Writer and director Lorene Scafaria makes her stance plain that the wealthy Wall Street men had it coming based on their own unscrupulous tactics that led to the country’s financial crisis in 2008. Even as Ramona described the type of men that Destiny would serve, she made a point of explaining that these men cheated both at work and home. She wanted her new mentee, Destiny, to have no guilt in scamming the men.  She methodically laid out the three levels of clients starting from low-level brokers, who are easily manipulated, to the highest level and least moral CFOs and the like, who spent no less than $15,000 per visit.

Convinced that the whole world is corrupt, Ramona compared the country to a strip club where there are the performers and the payees. “This whole country is a strip club,” she explains. “You got people tossing the money and people doing the dance.”  Cunning and commanding, Ramona knew her role and had no problem demanding or even taking payment.

After splitting her first night’s pay with the club’s security, the DJ, and the house mom, Destiny quickly learned that the glamorous, big money allure of dancing is actually just the opposite for the inexperienced.

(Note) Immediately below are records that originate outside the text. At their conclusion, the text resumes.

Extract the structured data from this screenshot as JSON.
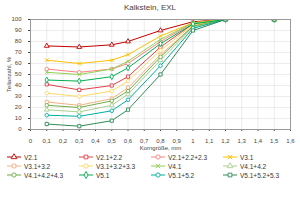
{
  "chart_data": {
    "type": "line",
    "title": "Kalkstein, EXL",
    "x_label": "Korngröße, mm",
    "y_label": "Teilanzahl, %",
    "x": [
      0.1,
      0.3,
      0.5,
      0.6,
      0.8,
      1.0,
      1.2,
      1.5
    ],
    "series": [
      {
        "name": "V2.1",
        "color": "#c00000",
        "marker": "triangle",
        "values": [
          76,
          75,
          77,
          80,
          90,
          98,
          100,
          100
        ]
      },
      {
        "name": "V2.1+2.2",
        "color": "#e0404a",
        "marker": "square",
        "values": [
          41,
          36,
          40,
          48,
          75,
          96,
          100,
          100
        ]
      },
      {
        "name": "V2.1+2.2+2.3",
        "color": "#ff8080",
        "marker": "circle",
        "values": [
          55,
          52,
          55,
          60,
          80,
          97,
          100,
          100
        ]
      },
      {
        "name": "V3.1",
        "color": "#ffc000",
        "marker": "times",
        "values": [
          63,
          60,
          63,
          68,
          85,
          97,
          100,
          100
        ]
      },
      {
        "name": "V3.1+3.2",
        "color": "#f4b183",
        "marker": "square",
        "values": [
          25,
          22,
          28,
          38,
          68,
          94,
          100,
          100
        ]
      },
      {
        "name": "V3.1+3.2+3.3",
        "color": "#ffd966",
        "marker": "circle",
        "values": [
          33,
          30,
          35,
          44,
          72,
          95,
          100,
          100
        ]
      },
      {
        "name": "V4.1",
        "color": "#92d050",
        "marker": "times",
        "values": [
          52,
          50,
          55,
          62,
          82,
          97,
          100,
          100
        ]
      },
      {
        "name": "V4.1+4.2",
        "color": "#a9d18e",
        "marker": "triangle",
        "values": [
          18,
          16,
          22,
          32,
          63,
          93,
          100,
          100
        ]
      },
      {
        "name": "V4.1+4.2+4.3",
        "color": "#70ad47",
        "marker": "circle",
        "values": [
          22,
          20,
          26,
          35,
          66,
          94,
          100,
          100
        ]
      },
      {
        "name": "V5.1",
        "color": "#00b050",
        "marker": "diamond",
        "values": [
          45,
          44,
          48,
          56,
          78,
          96,
          100,
          100
        ]
      },
      {
        "name": "V5.1+5.2",
        "color": "#00b0a0",
        "marker": "circle",
        "values": [
          13,
          12,
          17,
          27,
          58,
          92,
          100,
          100
        ]
      },
      {
        "name": "V5.1+5.2+5.3",
        "color": "#2e8b57",
        "marker": "square",
        "values": [
          5,
          3,
          8,
          18,
          50,
          90,
          100,
          100
        ]
      }
    ],
    "xlim": [
      0,
      1.6
    ],
    "xticks": [
      0,
      {
        "value": 0.1,
        "label": "0,1"
      },
      {
        "value": 0.2,
        "label": "0,2"
      },
      {
        "value": 0.3,
        "label": "0,3"
      },
      {
        "value": 0.4,
        "label": "0,4"
      },
      {
        "value": 0.5,
        "label": "0,5"
      },
      {
        "value": 0.6,
        "label": "0,6"
      },
      {
        "value": 0.7,
        "label": "0,7"
      },
      {
        "value": 0.8,
        "label": "0,8"
      },
      {
        "value": 0.9,
        "label": "0,9"
      },
      1,
      {
        "value": 1.1,
        "label": "1,1"
      },
      {
        "value": 1.2,
        "label": "1,2"
      },
      {
        "value": 1.3,
        "label": "1,3"
      },
      {
        "value": 1.4,
        "label": "1,4"
      },
      {
        "value": 1.5,
        "label": "1,5"
      },
      {
        "value": 1.6,
        "label": "1,6"
      }
    ],
    "ylim": [
      0,
      100
    ],
    "yticks": [
      0,
      10,
      20,
      30,
      40,
      50,
      60,
      70,
      80,
      90,
      100
    ],
    "grid": true,
    "legend": "bottom"
  }
}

She learned quickly from Ramona that being a dancer requires business savvy, as well as physical sensuality. After watching Destiny get pole-dancing tips from Ramona, Diamond demonstrated and clarified, “Drain the clock, not the cock,” explaining that time, not just tantalizing the men, equals money.

Once the stock market crashed in 2008, the club lost its high-paying clientele, and Destiny moved away with her boyfriend. They later have a daughter, but once the relationships ends, she is left to find work as a single mother. After being turned down for entry-level jobs in retail and so forth, she moved back with her grandmother in Queens and returned to the one place where she knew she could get a job: the strip club.

There she is reunited with Ramona, who comes up with a way for she and the others to make money like pre-2008. The crew spiked the men’s drinks with a blend of MDMA and ketamine, so the drugged men would hand over their credit cards and other personal info. The women run up the credit cards to no less than $5,000 and max them out at times.

 

Shopping becomes a mainstay for these hustlers.

 

One mark, Doug, who was hit hard by the financial crises, losing his job and wife but having to care for their special needs son, decides to contact the police after Romana wouldn’t give his money back. Destiny doesn’t like Ramona’s lack of sensitivity to Doug and starts questioning Ramona’s decision-making and ultimately their friendship. This scene is the only time that Scafaria interjects any remorse from any of the women. Initially, not even the police officers investigating the claim felt sympathy for Doug or the few others that came forth.

The movie’s focus on us (rich) against them (poor) made the women’s criminality seemed justified, for they were taking from the takers. Their camaraderie during the heists and even the holidays added another layer of appeal for those who question whether women are loyal leaders.

The parts of the movie that seem overlooked or trivialized is the actual sexual encounters with the men. We never learn how far the ladies went or were willing to go to scam the men. At one point, we see the discomfort with Annabelle as one mark gropes her, and we then see the “sisters,” as they called themselves, walk through the door to her rescue. This kind of glossing over of the exchange of sexual fantasy for money was often reduced to voice-overs describing the men’s actions but never the women’s actions beyond their fear when the men appeared overdosed or their jubilation when they got a big pay day.

Overall, it’s a film that reinforces feminist ideals, such as women celebrating their sexuality and working together for economic liberation. Meanwhile, it also has empowering themes that will resonate with people in general who feel they have lost or are losing in capitalism. It seems there is always a way to win in America, and hustling the hustlers is one way.